On the other hand, COVID-19 has a mortality of ~2%. This allows the virus to have a long reproductive cycle in 98% of the infected. This also means that the selective pressure for COVID-19 to reduce its mortality rate below 2% is much weaker.

I admit that my previous estimate of a 5-10% mortality rate was incorrect. I failed to account for the majority of people who have mild symptoms and are not tested for COVID-19. The real figure is closer to ~2% (possibly greater if health systems begin to fail).

Right now, there are two major subtypes of Coronavirus, the S-type and its L-type descendent. Now, the L-type is found in the majority of cases, suggesting it is harbouring more aggressive mutations. These mutations are in the receptor-binding domain of the COVID-19 spike protein, likely making it more contagious. Once the virus is analyzed, we will be able to understand what is being selected for.
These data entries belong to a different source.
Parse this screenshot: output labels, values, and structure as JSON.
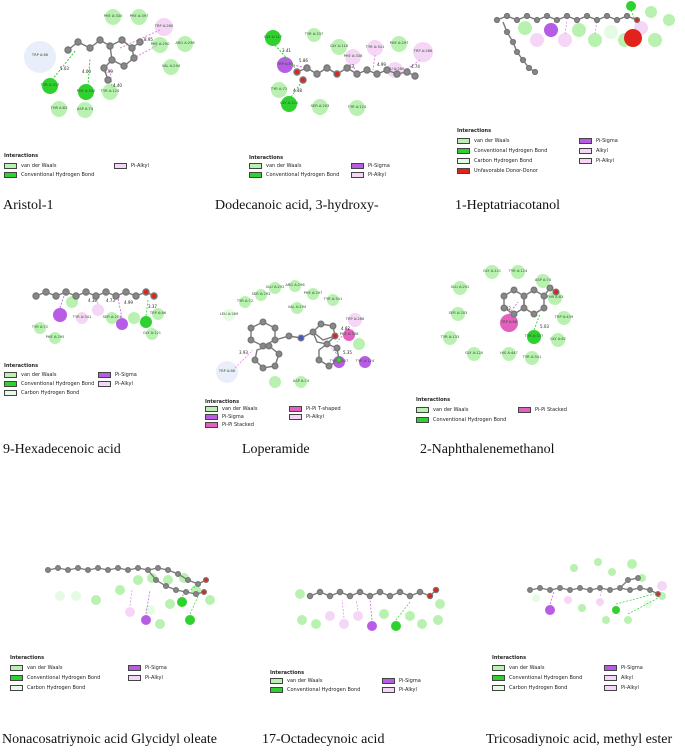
{
  "legend_title": "Interactions",
  "colors": {
    "van_der_waals": "#b9f2b0",
    "conventional_h_bond": "#2fd12f",
    "carbon_h_bond": "#e6fbe3",
    "pi_sigma": "#b85ce6",
    "pi_alkyl": "#f6d6f6",
    "alkyl": "#f6d6f6",
    "pi_pi_stacked": "#e460c0",
    "pi_pi_t_shaped": "#e460c0",
    "unfavorable_donor_donor": "#e0241c"
  },
  "panels": [
    {
      "caption": "Aristol-1",
      "legend": [
        "van der Waals",
        "Conventional Hydrogen Bond",
        "Pi-Alkyl"
      ],
      "residues": [
        "TRP A:86",
        "PHE A:330",
        "PHE A:397",
        "TRP A:280",
        "PHE A:290",
        "ARG A:296",
        "VAL A:294",
        "TYR A:337",
        "PHE A:342",
        "TYR A:124",
        "THR A:83",
        "ASP A:74"
      ],
      "distances": [
        "5.03",
        "4.00",
        "8.95",
        "5.99",
        "4.40"
      ]
    },
    {
      "caption": "Dodecanoic acid, 3-hydroxy-",
      "legend": [
        "van der Waals",
        "Conventional Hydrogen Bond",
        "Pi-Sigma",
        "Pi-Alkyl"
      ],
      "residues": [
        "TYR A:337",
        "GLY A:117",
        "GLY A:118",
        "TRP A:86",
        "TYR A:341",
        "PHE A:338",
        "PHE A:297",
        "TRP A:286",
        "TYR A:72",
        "GLY A:120",
        "GLU A:202",
        "TYR A:124",
        "SER A:203",
        "LEU A:289",
        "VAL A:294"
      ],
      "distances": [
        "3.41",
        "4.48",
        "5.86",
        "4.93",
        "4.99",
        "4.74"
      ]
    },
    {
      "caption": "1-Heptatriacotanol",
      "legend": [
        "van der Waals",
        "Conventional Hydrogen Bond",
        "Carbon Hydrogen Bond",
        "Unfavorable Donor-Donor",
        "Pi-Sigma",
        "Alkyl",
        "Pi-Alkyl"
      ],
      "residues": [],
      "distances": []
    },
    {
      "caption": "9-Hexadecenoic acid",
      "legend": [
        "van der Waals",
        "Conventional Hydrogen Bond",
        "Carbon Hydrogen Bond",
        "Pi-Sigma",
        "Pi-Alkyl"
      ],
      "residues": [
        "TYR A:72",
        "PHE A:295",
        "TYR A:341",
        "SER A:203",
        "GLY A:121",
        "TRP A:86"
      ],
      "distances": [
        "3.37",
        "4.38",
        "4.73",
        "4.99"
      ]
    },
    {
      "caption": "Loperamide",
      "legend": [
        "van der Waals",
        "Pi-Sigma",
        "Pi-Pi Stacked",
        "Pi-Pi T-shaped",
        "Pi-Alkyl"
      ],
      "residues": [
        "LEU A:289",
        "TYR A:72",
        "SER A:293",
        "GLU A:292",
        "ARG A:296",
        "VAL A:294",
        "PHE A:297",
        "TRP A:286",
        "TYR A:341",
        "PHE A:338",
        "TYR A:337",
        "ASP A:74",
        "TRP A:86",
        "TYR A:124"
      ],
      "distances": [
        "4.82",
        "5.35",
        "3.93"
      ]
    },
    {
      "caption": "2-Naphthalenemethanol",
      "legend": [
        "van der Waals",
        "Conventional Hydrogen Bond",
        "Pi-Pi Stacked"
      ],
      "residues": [
        "GLY A:121",
        "TYR A:124",
        "ASP A:74",
        "GLU A:202",
        "THR A:83",
        "TRP A:439",
        "SER A:203",
        "TYR A:133",
        "GLY A:120",
        "HIS A:447",
        "TYR A:341",
        "TYR A:337",
        "GLY A:82",
        "TRP A:86"
      ],
      "distances": [
        "5.03",
        "3.92"
      ]
    },
    {
      "caption": "Nonacosatriynoic acid Glycidyl oleate",
      "legend": [
        "van der Waals",
        "Conventional Hydrogen Bond",
        "Carbon Hydrogen Bond",
        "Pi-Sigma",
        "Pi-Alkyl"
      ],
      "residues": [],
      "distances": []
    },
    {
      "caption": "17-Octadecynoic acid",
      "legend": [
        "van der Waals",
        "Conventional Hydrogen Bond",
        "Pi-Sigma",
        "Pi-Alkyl"
      ],
      "residues": [],
      "distances": []
    },
    {
      "caption": "Tricosadiynoic acid, methyl ester",
      "legend": [
        "van der Waals",
        "Conventional Hydrogen Bond",
        "Carbon Hydrogen Bond",
        "Pi-Sigma",
        "Alkyl",
        "Pi-Alkyl"
      ],
      "residues": [],
      "distances": []
    }
  ]
}
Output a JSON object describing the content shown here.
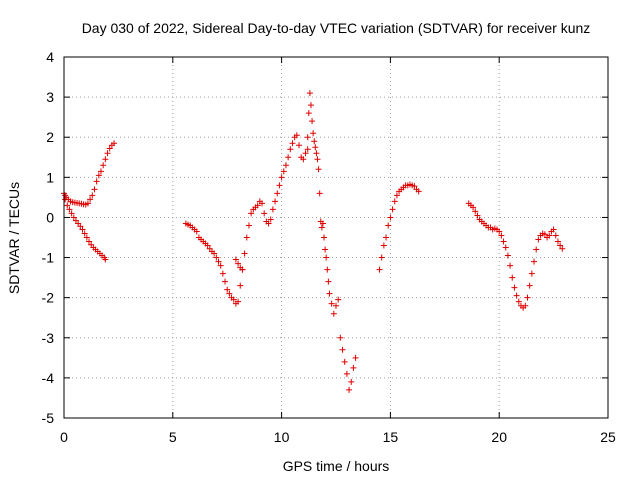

It is believed COVID-19 originated in bats (96.3%) and jumped to the Pangolin (~99% sequence similarity) before reaching humans. Assuming this is true, COVID-19 lives inside Bats without causing the species harm, whereas it is much more dangerous inside a human. That is why novel viruses are the most dangerous. They do not know how to live inside a human body. They have evolved to live inside a different animal.

Tracing the phylogenic tree of COVID-19 is a retroactive look at its spread. It should not be used to close off borders retroactively, as Trump is doing by closing off all travel from Europe.

However, tracing the tree will help us understand which regions have the more aggressive (and possible more lethal) form of the virus. This is suggestive of where government intervention and mitigation should be concentrated.